A New Approach to Frequency Independent Radiating Systems: Conformal Edge Antennas

TL;DR

This paper introduces a conformal transformation-based method to improve the frequency-independent input impedance of antennas, especially at low frequencies, enabling more realistic ultra wide-band antenna designs with controlled impedance.

Contribution

It presents a novel application of conformal geometry to antenna design, enhancing the impedance properties of self-complementary structures and allowing for better truncation and realization of ultra wide-band antennas.

Findings

Conformal transformations improve low-frequency impedance stability.

The method enables realistic truncation of infinite structures.

Applicable to 3D antennas of arbitrary shape and size.

Abstract

Conformal techniques, based on the covariance of Maxwell's electrodynamics under the full conformal group in four spacetime dimensions, are discussed in relation with the constant input impedance properties of frequency-independent antennas. In particular we show that by applying suitable conformal transformations to existing self-complementary planar structures like logarithmic spirals, the constant input impedance property is considerably improved, specially in the low frequency domain, where it usually fails due to the large wavelength involved.
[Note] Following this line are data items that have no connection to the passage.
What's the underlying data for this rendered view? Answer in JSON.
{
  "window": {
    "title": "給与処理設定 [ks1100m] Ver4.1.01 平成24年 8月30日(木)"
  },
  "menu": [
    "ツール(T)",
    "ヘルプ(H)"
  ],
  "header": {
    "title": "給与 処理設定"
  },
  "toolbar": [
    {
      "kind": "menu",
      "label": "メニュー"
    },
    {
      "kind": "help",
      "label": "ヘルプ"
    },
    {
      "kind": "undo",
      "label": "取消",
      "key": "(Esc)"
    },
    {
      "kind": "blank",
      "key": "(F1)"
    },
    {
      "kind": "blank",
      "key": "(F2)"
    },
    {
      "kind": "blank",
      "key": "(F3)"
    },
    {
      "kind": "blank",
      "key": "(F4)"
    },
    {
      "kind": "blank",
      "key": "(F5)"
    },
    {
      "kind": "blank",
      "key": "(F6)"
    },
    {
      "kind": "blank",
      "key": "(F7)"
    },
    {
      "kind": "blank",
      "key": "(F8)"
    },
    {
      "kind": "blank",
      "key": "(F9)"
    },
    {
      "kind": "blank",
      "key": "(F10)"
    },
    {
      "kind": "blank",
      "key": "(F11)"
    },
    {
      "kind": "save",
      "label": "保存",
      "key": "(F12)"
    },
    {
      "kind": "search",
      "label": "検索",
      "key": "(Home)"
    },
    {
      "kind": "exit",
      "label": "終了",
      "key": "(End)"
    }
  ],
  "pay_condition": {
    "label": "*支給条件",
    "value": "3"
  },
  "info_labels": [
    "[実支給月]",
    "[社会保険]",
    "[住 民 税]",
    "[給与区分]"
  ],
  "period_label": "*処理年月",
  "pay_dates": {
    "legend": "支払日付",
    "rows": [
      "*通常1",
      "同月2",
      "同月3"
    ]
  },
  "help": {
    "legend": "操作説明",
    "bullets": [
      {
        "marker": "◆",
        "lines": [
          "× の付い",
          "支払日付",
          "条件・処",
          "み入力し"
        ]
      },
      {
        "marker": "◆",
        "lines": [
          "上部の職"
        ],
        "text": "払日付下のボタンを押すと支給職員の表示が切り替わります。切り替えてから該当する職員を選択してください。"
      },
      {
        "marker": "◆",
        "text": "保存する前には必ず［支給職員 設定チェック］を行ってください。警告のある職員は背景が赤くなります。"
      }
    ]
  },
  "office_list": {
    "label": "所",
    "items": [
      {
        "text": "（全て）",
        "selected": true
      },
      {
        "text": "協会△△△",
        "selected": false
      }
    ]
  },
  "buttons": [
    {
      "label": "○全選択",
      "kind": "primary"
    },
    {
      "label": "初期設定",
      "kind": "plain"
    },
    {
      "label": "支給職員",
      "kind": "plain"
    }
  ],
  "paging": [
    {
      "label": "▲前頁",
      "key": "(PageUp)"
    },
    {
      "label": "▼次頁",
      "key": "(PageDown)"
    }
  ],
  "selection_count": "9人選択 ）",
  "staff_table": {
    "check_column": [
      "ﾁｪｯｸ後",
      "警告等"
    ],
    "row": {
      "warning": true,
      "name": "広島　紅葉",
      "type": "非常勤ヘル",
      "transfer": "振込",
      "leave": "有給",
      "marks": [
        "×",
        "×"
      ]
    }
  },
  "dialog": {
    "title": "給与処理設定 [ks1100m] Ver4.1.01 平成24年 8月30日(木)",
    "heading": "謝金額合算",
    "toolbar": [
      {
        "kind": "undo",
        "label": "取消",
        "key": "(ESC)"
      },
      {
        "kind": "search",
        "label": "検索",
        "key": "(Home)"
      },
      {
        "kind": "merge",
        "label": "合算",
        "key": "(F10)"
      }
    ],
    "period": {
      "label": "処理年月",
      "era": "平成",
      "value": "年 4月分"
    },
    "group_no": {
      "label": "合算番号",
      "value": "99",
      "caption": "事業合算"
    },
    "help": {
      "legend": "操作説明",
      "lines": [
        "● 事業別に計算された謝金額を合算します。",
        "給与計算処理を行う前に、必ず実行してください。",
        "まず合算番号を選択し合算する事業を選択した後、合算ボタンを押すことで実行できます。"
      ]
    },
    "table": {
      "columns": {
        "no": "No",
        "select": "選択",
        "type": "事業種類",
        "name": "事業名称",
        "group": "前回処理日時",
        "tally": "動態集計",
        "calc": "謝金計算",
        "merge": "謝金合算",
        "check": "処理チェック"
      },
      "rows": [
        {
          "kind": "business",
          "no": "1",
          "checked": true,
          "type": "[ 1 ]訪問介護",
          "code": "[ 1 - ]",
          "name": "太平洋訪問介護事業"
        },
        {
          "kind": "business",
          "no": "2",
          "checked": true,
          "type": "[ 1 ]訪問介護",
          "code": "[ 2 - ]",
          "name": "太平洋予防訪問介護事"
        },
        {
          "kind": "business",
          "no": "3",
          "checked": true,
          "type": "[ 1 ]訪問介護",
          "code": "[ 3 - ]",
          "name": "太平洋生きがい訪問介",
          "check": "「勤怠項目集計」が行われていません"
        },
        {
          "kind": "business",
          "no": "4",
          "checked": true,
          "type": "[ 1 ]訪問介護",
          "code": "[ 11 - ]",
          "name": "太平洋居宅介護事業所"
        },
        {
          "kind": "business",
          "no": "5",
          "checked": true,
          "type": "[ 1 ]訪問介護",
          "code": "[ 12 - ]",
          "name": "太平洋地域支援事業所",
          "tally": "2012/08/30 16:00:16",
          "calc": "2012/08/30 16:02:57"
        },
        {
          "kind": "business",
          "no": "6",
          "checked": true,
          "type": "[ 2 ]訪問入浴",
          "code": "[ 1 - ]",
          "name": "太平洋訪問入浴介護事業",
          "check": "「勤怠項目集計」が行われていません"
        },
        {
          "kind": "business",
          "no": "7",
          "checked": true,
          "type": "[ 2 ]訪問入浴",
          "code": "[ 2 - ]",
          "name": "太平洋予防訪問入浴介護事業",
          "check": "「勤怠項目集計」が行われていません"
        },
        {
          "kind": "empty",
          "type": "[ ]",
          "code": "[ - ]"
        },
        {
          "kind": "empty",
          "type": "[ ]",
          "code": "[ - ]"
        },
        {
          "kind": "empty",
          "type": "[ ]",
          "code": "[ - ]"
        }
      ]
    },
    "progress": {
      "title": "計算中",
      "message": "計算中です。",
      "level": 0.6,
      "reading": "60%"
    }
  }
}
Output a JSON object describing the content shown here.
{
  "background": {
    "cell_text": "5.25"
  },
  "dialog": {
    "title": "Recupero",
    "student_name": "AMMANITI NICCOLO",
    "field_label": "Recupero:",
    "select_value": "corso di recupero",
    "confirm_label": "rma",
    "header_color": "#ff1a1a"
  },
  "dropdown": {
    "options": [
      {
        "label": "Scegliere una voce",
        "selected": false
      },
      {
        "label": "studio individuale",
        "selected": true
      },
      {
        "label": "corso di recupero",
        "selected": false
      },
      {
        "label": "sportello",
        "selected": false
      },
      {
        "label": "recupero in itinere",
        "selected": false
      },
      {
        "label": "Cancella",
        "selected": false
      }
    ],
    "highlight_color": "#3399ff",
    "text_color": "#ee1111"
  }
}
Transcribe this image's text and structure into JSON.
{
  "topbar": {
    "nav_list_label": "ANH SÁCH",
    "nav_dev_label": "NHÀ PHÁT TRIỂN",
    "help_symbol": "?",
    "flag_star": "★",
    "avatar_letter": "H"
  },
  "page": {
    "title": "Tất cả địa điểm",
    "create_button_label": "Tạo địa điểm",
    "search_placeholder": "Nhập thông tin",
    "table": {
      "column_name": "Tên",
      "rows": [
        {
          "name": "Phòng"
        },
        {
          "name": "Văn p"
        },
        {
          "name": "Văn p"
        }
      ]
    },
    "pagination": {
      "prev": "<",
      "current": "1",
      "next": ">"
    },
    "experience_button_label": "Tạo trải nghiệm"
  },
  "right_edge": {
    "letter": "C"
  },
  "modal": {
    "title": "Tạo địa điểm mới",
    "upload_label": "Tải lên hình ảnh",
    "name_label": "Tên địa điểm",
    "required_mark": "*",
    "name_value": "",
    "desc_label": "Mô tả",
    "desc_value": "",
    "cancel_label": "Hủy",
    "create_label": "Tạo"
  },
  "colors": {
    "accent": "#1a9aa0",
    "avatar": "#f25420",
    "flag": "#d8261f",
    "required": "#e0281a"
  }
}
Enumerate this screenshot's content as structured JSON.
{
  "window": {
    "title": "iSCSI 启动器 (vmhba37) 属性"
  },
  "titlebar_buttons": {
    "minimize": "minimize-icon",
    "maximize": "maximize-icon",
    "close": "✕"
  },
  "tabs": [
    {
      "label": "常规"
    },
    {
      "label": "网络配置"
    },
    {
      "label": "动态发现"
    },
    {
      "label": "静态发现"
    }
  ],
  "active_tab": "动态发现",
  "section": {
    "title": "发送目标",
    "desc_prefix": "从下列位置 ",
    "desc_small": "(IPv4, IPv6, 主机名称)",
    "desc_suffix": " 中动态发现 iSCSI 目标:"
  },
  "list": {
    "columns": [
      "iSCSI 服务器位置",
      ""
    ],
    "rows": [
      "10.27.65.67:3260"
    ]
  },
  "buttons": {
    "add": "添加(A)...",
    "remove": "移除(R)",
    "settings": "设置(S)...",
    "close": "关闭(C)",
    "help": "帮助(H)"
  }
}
The effect of the conformal transformation is to bring infinity up to a finite distance and, in a way, to imprison the otherwise infinite structure in a compact region. This procedure enables to perform a more intelligent truncation with the aim to capture some of the properties left behind in the cutting, and to design realistic ultra width-band antennas with a more controlled value of the input impedance in the whole operation range. Due to the fact that the tools here developed find their roots in the differential geometry of curved manifolds, they are quite general and also suitable for dealing with 3D-antennas of arbitrary shape, curvature and size, as well as with other systems in which the effects of truncation play a crucial role in defining physical properties of them.